Crawl Budget 101 – The Basics You Should Know
Crawl budget refers to the number of pages crawled and indexed by Googlebot on a particular website during a specific period of time.
Crawl budget pertains to the highest number of pages that the search engine wants to and can crawl on a given website. The crawl budget is determined by Google through weighing crawl demand and crawl rate limit.
- Crawl demand – How popular your pages are and how stale or fresh they are can affect your crawl demand.
- Crawl rate limit – Crawl errors, page speed, and crawl limit that is set in the Google Search Console (site owners can choose to reduce the crawl of Googlebot of their website) can all affect the crawl rate limit.
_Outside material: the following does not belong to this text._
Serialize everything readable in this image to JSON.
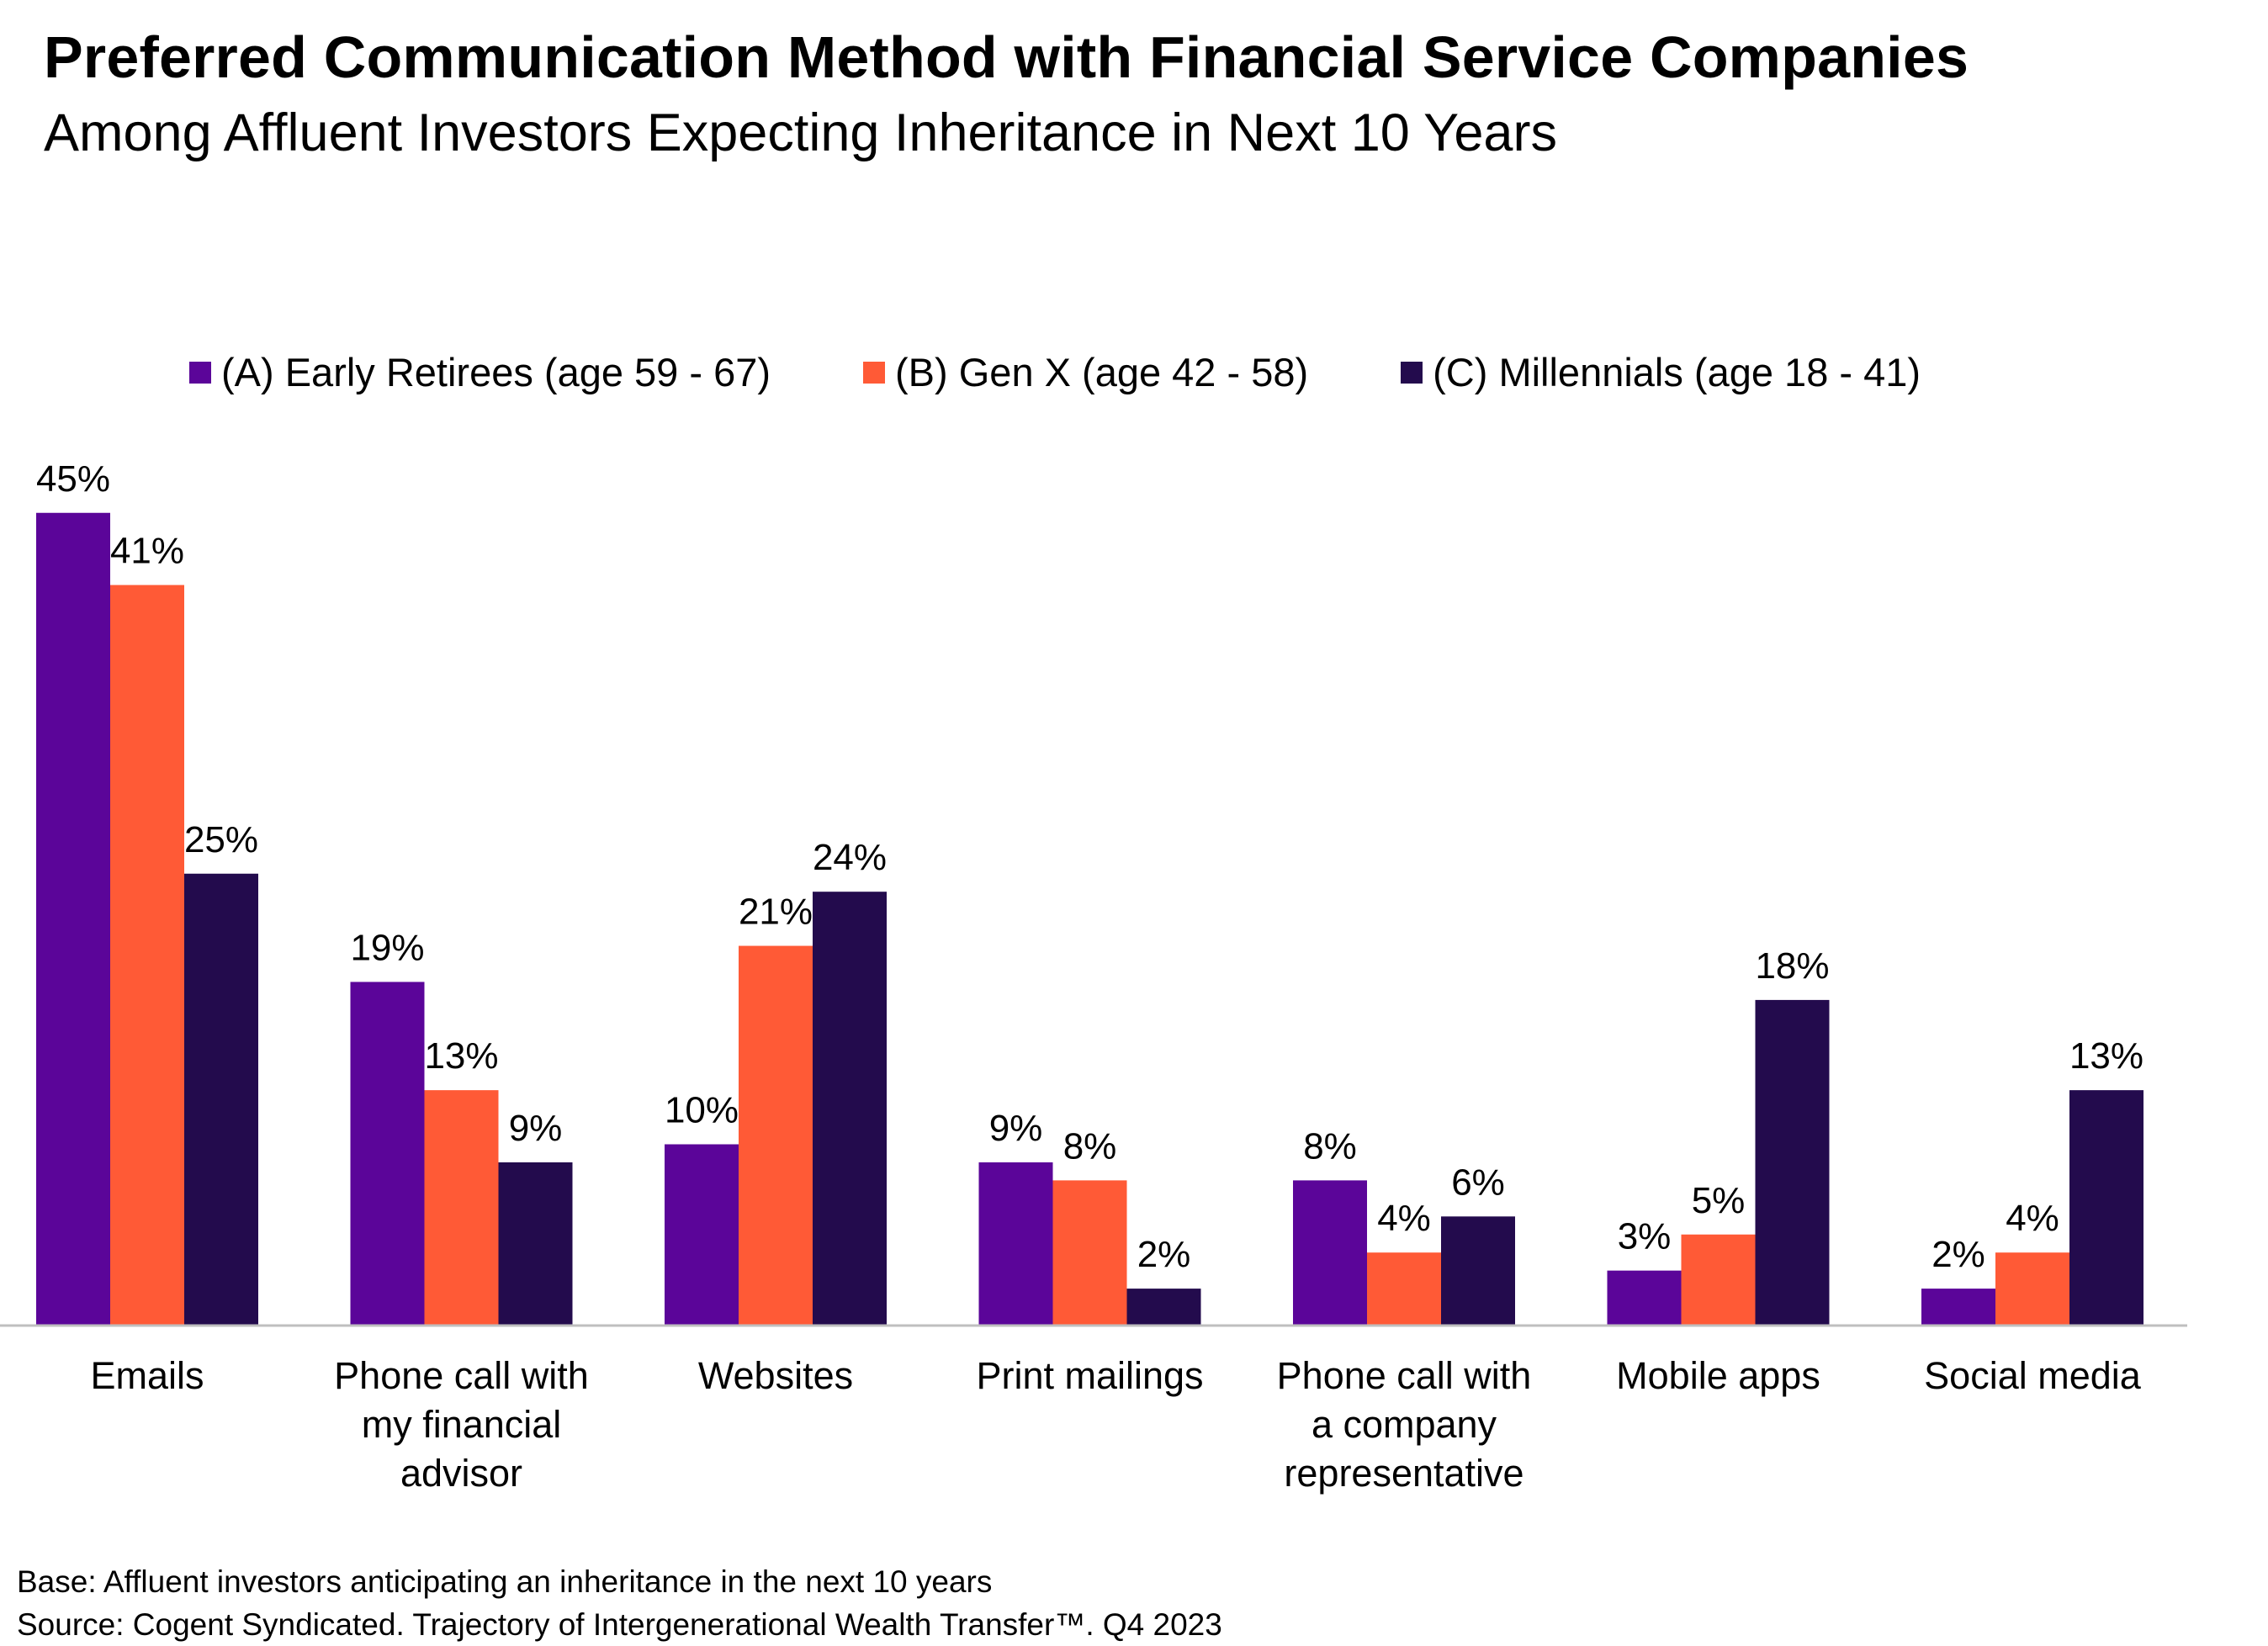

Crawl Budget: A Short History
It was in 2009 when Google acknowledged that they can only locate a certain percentage of online content and they urged webmasters into optimizing for crawl budget.
According to them, the internet is quite a big place where new content gets created constantly. Google’s resources are somewhat limited. This is why when Googlebot is faced with an almost infinite number of available content online, it can only locate and crawl a certain percentage of the content. Out of all the content they crawl, they can only index a part of it.
Webmasters and SEO Companies in Bangkok like us, started talking about the crawl budget even further and in 2017, this prompted Google to publish a post regarding the importance of crawl budget for Googlebot. The said post made it clear how crawl budget is perceived by Google and how it is being calculated.
Should You Be Concerned about Your Crawl Budget?
There might be no need for you to be concerned about your crawl budget if you are working on a smaller website. Google states that most publishers don’t really need to be concerned about crawl budget. If a website only has less than a thousand URLs, crawling it can often be done efficiently.
But, if your website is on the larger end of the spectrum, especially those websites where pages are automatically generally according to URL parameters, it is recommended to prioritize those activities that will help Google understand when and what to crawl.
Importance of Crawl Budget for SEO
If Google fails to index a certain page, it will not get ranked for anything. That’s how simple it works.
This means that if your number of pages goes beyond the crawl budget of your website, there will be some pages on your website that will not be indexed.
Having said this, most of the websites out there don’t really have to be concerned about crawl budget. After all, Google is great when it comes to finding as well as indexing pages.
However, there are several cases wherein it would be worth it to pay attention to your crawl budget:
- You are running a big website.
If you got a website such as an e-commerce site that has more than 10,000 pages, it might be a bit difficult for Google to find all of them.
- You have recently added a few pages.
In case you have recently added another section to your website that has hundreds of pages, it is best to ensure that you got the crawl budget so you can index all of them fast.
- Numerous redirects – Having a lot of redirect chains and redirects can easily eat up most of your crawl budget.
Now that you know the role that crawl budget plays in your SEO efforts, it is time to learn a few simple ways to help you make the most out of your website’s crawl budget.
Best Practices for Crawl Budget
Here are a few things you can do to ensure that your crawl budget will work to your advantage:
- Improve the speed of your website.
When you improve the page speed of your website, this will allow Googlebot to crawl more URLs in your website.
In fact, according to Google, making your website faster can improve user experience and increase crawl rate at the same time. In other words, pages that load up slowly can consume the precious time of Googlebot.
On the other hand, if your web pages can load faster, Googlebot will have more time for visiting and indexing most of your pages.
2. Take advantage of internal links.
Pages with plenty of internal and external links that point to them are the top priority for Googlebot. Yes, it is ideal that you would get backlinks that point to each page on your website. However, more often than not, this is not realistic at all.
This is what makes internal linking necessary. The internal links that you have send Googlebot to all of your website’s different pages that you want to index.
3. Opt for flat website architecture.
Google states that more popular URLs on the internet have the tendency to be crawled more frequently for them to stay fresher in their index.
As far as Google is concerned, popular is equivalent to link authority.
For this reason, you would want your website to stick with flat web design architecture. Flat architecture can set up things so that all the pages of your website will have some link authority that flows to them.
4. Stay away from “orphan pages.”
An orphan page is a page that doesn’t have external or internal links that point to them. Google really find it hard to look for these orphan pages. Thus, if you like to use your crawl budget to the fullest, see to it that there is at least a single external or internal link that points to each page on your website.
5. Limit your duplicate content.
There are many reasons why it is smart to limit duplicate content. Duplicate content can negatively affect your crawl budget. This is because Google wouldn’t want wasting resources through indexing several pages with similar content.
Be sure that all of the pages on your site are composed of quality and unique content. This might not be easy for websites with more 10,000 pages yet you need to do it if you want to leverage your crawl budget.
Crawl budget is a revenue thing and not just a technical matter. So make sure you get the best out of it!